Eduard Curca
University Alexandru Ioan Cuza, Iasi, Romania

In 2002 Bourgain and Brézis proved that given a vector field $v\in \mathcal{S}^{\prime }(\mathbb{R}^{d})\cap \dot{W}^{1,d}( \mathbb{R}^{d})$ there exists a vector field $u\in L^{\infty }(\mathbb{R} ^{d})\cap \dot{W}^{1,d}(\mathbb{R}^{d})$ such that $\operatorname{div}u=\operatorname{div}v$ . We prove several results of a similar nature in which we take into consideration the Fourier support of the solutions.

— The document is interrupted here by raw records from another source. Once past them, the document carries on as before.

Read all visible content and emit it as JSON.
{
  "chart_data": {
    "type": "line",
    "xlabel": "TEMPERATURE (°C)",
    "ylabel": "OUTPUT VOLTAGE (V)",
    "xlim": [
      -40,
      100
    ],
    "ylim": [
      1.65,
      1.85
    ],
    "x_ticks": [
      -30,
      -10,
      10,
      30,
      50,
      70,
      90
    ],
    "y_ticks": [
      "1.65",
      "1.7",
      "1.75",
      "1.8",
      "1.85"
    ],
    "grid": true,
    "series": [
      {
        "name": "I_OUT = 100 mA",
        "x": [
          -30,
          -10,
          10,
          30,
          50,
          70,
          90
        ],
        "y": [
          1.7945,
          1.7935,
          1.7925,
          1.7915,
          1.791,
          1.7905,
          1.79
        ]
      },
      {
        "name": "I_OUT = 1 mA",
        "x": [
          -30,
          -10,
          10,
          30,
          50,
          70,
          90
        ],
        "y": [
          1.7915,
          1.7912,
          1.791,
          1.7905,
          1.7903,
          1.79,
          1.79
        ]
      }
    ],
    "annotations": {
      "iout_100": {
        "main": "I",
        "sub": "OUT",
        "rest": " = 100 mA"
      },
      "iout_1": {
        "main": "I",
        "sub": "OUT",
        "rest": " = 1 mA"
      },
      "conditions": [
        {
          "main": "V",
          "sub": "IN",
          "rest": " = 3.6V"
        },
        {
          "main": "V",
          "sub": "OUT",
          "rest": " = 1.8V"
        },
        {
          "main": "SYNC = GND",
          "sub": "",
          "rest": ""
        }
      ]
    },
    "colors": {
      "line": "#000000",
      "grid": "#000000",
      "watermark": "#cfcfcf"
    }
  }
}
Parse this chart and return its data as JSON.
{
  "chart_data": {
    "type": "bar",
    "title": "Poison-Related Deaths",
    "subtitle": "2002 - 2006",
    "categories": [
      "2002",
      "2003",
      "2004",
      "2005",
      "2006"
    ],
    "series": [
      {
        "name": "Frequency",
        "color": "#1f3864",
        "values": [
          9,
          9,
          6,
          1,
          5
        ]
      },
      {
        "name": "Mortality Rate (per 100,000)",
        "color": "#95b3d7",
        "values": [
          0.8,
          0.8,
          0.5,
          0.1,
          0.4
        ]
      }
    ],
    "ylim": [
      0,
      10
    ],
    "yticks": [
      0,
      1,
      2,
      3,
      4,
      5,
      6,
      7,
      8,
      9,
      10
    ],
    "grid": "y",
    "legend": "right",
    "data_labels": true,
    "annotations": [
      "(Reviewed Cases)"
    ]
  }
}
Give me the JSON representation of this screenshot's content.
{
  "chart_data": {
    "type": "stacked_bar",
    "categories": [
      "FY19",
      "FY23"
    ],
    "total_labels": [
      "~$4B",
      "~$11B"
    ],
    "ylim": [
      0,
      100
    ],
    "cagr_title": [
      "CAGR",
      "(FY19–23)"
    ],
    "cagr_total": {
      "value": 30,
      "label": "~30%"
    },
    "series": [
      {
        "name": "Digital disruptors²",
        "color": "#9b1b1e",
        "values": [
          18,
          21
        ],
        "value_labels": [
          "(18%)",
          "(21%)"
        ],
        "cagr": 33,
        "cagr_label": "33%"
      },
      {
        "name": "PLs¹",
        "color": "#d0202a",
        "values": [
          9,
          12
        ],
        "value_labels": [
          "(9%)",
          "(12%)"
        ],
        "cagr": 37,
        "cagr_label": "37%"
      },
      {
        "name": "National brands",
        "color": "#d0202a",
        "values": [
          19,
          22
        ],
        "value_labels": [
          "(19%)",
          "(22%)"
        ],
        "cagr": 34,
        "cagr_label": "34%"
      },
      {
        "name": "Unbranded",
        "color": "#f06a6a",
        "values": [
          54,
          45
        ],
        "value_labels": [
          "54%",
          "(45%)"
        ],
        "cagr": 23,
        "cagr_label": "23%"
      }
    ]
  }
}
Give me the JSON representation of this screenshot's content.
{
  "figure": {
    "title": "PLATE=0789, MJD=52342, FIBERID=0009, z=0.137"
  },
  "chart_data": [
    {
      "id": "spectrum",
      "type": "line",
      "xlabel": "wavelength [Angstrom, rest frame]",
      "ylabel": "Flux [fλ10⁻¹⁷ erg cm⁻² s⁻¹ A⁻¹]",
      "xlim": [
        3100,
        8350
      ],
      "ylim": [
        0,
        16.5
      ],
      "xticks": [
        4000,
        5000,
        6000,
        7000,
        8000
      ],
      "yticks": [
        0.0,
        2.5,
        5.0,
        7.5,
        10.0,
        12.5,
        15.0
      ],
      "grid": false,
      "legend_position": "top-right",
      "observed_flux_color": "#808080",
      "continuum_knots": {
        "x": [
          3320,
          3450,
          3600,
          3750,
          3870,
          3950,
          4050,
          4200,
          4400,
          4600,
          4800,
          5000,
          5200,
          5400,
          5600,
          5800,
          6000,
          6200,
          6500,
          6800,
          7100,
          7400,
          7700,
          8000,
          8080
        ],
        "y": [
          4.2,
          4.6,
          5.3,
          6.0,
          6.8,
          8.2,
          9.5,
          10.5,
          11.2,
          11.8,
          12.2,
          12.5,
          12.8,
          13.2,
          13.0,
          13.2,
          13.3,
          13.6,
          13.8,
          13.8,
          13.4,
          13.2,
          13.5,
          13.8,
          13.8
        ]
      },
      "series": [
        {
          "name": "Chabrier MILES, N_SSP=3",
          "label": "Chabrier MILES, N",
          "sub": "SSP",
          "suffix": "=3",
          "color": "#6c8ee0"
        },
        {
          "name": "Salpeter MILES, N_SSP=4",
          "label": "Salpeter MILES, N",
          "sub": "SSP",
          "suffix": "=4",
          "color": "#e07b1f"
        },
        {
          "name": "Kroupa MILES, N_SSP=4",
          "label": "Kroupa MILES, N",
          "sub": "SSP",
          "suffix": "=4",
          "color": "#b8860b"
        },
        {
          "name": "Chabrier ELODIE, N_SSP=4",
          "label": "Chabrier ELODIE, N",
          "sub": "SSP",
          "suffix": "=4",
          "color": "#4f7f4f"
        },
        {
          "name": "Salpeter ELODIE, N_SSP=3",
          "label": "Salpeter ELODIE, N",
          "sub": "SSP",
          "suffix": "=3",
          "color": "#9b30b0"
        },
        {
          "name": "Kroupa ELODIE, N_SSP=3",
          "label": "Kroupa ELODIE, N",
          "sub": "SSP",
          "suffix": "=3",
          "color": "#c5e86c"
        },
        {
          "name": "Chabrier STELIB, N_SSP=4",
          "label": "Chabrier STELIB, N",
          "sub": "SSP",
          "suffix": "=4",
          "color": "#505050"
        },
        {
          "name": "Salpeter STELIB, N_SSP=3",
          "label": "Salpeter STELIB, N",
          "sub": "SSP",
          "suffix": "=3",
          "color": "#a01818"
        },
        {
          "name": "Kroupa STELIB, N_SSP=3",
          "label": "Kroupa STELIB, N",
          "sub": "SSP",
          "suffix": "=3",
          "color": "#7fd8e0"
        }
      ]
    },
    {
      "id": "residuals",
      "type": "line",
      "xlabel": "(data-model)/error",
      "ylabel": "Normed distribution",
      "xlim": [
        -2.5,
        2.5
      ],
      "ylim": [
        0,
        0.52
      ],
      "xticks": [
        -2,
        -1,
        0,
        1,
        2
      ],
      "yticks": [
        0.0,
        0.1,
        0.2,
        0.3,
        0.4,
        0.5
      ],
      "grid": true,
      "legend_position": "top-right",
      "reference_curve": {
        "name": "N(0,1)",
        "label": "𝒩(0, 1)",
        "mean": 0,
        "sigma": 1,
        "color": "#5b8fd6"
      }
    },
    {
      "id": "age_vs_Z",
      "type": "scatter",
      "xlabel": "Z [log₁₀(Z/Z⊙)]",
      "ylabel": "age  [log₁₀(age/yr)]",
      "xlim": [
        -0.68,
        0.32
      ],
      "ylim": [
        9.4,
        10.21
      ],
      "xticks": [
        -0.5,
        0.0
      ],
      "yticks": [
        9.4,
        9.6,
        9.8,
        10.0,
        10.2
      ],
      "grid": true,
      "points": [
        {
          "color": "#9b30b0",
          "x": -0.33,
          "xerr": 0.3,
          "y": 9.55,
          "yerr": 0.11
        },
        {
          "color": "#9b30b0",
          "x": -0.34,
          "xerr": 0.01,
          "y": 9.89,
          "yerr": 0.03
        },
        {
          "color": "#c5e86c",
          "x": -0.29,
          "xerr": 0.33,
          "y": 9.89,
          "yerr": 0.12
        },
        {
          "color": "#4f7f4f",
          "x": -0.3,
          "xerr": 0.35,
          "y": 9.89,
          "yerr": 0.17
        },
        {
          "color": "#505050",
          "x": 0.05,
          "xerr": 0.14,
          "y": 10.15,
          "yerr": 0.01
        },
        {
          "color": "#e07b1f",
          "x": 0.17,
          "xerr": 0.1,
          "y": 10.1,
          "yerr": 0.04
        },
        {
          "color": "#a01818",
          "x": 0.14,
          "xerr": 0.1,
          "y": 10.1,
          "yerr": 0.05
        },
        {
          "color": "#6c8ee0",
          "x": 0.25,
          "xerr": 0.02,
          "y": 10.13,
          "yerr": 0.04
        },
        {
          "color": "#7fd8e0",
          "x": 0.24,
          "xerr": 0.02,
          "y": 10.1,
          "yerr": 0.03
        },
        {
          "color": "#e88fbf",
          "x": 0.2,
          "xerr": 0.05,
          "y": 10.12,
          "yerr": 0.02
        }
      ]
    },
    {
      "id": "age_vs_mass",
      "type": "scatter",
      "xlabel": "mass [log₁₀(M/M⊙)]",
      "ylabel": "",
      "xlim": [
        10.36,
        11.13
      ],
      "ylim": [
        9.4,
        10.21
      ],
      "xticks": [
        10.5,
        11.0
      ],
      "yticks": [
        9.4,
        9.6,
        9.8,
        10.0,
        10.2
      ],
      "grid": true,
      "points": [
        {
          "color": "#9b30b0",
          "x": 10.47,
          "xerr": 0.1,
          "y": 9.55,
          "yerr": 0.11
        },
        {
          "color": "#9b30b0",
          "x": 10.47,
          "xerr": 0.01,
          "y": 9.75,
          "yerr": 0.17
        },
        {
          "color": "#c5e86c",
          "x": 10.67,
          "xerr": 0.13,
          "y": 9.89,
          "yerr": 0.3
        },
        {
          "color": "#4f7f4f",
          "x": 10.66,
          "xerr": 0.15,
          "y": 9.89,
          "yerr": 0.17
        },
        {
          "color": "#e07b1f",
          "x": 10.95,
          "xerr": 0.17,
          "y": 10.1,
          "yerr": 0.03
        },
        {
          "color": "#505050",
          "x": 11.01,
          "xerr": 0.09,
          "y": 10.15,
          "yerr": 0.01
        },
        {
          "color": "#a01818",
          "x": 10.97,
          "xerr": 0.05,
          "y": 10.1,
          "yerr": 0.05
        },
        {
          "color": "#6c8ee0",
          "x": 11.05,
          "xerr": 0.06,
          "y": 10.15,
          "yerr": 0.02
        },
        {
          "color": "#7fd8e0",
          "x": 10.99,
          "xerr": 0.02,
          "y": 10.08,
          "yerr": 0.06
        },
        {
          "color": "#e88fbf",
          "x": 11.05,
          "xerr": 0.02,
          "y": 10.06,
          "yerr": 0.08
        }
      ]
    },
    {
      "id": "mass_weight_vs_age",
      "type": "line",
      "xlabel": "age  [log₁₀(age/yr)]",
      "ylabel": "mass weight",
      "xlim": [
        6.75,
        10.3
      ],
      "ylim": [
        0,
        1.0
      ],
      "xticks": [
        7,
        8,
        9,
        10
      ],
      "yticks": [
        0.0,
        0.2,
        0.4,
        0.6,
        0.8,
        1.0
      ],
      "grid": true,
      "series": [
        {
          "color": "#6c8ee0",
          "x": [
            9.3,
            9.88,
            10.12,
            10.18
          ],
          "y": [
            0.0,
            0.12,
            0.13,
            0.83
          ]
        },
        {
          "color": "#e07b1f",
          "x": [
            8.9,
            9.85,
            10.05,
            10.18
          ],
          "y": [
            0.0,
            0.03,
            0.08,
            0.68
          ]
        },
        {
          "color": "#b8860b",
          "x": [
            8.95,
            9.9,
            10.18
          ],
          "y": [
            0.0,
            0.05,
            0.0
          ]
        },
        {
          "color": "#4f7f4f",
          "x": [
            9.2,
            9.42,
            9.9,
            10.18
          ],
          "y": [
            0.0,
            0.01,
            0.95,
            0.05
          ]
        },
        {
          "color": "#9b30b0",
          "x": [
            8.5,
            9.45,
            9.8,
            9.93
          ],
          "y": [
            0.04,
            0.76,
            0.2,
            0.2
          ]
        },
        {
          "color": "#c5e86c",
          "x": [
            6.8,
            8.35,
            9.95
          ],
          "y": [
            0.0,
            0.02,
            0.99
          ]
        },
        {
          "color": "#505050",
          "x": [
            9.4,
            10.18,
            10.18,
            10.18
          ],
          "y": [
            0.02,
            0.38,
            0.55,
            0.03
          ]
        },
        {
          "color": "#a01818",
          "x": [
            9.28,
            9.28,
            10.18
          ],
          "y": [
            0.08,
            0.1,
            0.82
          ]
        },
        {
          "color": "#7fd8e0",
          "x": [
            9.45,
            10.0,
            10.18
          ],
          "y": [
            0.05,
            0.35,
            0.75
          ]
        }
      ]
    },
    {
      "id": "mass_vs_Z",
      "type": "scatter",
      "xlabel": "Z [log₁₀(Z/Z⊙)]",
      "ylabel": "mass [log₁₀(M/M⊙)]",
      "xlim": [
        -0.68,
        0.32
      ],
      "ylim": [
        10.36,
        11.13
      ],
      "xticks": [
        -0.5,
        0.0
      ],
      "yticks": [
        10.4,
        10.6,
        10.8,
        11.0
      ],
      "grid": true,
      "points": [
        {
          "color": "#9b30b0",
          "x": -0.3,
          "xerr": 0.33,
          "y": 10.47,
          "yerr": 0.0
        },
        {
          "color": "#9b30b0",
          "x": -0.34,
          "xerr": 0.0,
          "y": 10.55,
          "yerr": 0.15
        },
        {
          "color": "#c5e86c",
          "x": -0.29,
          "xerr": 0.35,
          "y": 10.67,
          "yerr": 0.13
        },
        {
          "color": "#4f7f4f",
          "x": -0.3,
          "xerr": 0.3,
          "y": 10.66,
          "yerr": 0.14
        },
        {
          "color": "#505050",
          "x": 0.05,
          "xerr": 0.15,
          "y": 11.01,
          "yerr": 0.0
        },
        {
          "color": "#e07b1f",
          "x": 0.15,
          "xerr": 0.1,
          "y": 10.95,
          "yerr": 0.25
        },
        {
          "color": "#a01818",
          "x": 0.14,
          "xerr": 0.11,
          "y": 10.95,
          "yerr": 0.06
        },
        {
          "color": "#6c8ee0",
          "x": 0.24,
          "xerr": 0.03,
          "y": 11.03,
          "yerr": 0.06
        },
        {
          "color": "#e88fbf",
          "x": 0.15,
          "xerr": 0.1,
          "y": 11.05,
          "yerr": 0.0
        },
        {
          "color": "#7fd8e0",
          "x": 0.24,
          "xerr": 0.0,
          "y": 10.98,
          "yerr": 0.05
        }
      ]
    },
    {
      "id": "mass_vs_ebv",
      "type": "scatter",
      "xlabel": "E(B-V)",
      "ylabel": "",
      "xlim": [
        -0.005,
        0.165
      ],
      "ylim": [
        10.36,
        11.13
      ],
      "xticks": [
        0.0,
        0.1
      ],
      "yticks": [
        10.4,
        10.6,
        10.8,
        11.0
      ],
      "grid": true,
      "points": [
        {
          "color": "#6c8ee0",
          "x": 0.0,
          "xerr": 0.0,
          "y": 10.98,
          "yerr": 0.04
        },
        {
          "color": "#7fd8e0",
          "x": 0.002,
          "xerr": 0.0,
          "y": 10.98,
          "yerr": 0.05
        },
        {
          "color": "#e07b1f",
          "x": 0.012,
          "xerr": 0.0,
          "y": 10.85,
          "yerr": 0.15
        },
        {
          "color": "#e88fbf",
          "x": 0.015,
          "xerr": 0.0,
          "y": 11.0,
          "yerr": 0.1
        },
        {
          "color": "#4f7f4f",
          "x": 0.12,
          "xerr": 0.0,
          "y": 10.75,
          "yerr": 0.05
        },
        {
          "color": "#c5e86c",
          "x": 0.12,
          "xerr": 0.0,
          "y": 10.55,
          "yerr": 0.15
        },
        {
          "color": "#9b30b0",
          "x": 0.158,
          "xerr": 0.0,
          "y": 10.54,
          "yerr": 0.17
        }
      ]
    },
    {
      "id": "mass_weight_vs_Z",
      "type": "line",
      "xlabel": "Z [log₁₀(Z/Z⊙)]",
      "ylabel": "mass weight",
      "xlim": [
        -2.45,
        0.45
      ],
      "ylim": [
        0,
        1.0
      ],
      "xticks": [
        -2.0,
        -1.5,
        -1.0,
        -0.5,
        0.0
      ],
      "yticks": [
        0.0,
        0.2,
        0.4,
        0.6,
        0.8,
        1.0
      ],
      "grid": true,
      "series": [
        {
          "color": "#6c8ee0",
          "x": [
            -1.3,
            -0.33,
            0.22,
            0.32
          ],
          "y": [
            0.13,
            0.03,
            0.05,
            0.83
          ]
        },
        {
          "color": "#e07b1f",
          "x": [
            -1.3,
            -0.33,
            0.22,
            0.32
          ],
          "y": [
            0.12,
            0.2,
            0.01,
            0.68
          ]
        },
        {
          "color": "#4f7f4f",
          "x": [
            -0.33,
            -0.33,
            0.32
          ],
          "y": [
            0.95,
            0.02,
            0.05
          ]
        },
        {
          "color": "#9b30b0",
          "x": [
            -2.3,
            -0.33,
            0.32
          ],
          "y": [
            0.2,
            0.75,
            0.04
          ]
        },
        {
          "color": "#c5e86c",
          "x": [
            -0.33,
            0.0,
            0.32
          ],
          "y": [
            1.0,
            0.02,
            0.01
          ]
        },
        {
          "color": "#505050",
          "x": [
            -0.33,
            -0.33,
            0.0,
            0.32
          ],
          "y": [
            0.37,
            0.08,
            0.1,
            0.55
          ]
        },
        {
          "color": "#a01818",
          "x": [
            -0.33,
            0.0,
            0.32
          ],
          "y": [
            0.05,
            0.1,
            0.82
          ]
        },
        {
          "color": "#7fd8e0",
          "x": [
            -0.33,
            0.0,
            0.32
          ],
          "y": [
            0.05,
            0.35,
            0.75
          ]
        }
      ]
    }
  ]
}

For instance, in the case $d\geq 3$ we prove the following: for any vector field $v\in \mathcal{S} ^{\prime }(\mathbb{R}^{d})\cap \dot{B}_{q}^{d/p,p}(\mathbb{R}^{d})$ (where $ p\in \lbrack 2,\infty )$ and $q\in (1,2) $), with $supp$ $\widehat{v} \subseteq \mathbb{R}^{d}\backslash (-\infty ,0)^{d}$, there exists a vector field $u\in L^{\infty }(\mathbb{R}^{d})\cap \dot{B}_{2}^{d/p,p}(\mathbb{R} ^{d})$, with $supp$ $\widehat{v}\subseteq \mathbb{R}^{d}\backslash (-\infty ,0)^{d}$, such that \begin{equation*} \operatorname{div}u=\operatorname{div}v, \end{equation*} and \begin{equation*} \left\Vert u\right\Vert _{L^{\infty }\cap \dot{B}_{2}^{d/p,p}}\lesssim \left\Vert v\right\Vert _{\dot{B}_{q}^{d/p,p}}. \end{equation*} Our arguments rely on a version of the complex interpolation method combined with some ideas of Bourgain and Brézis.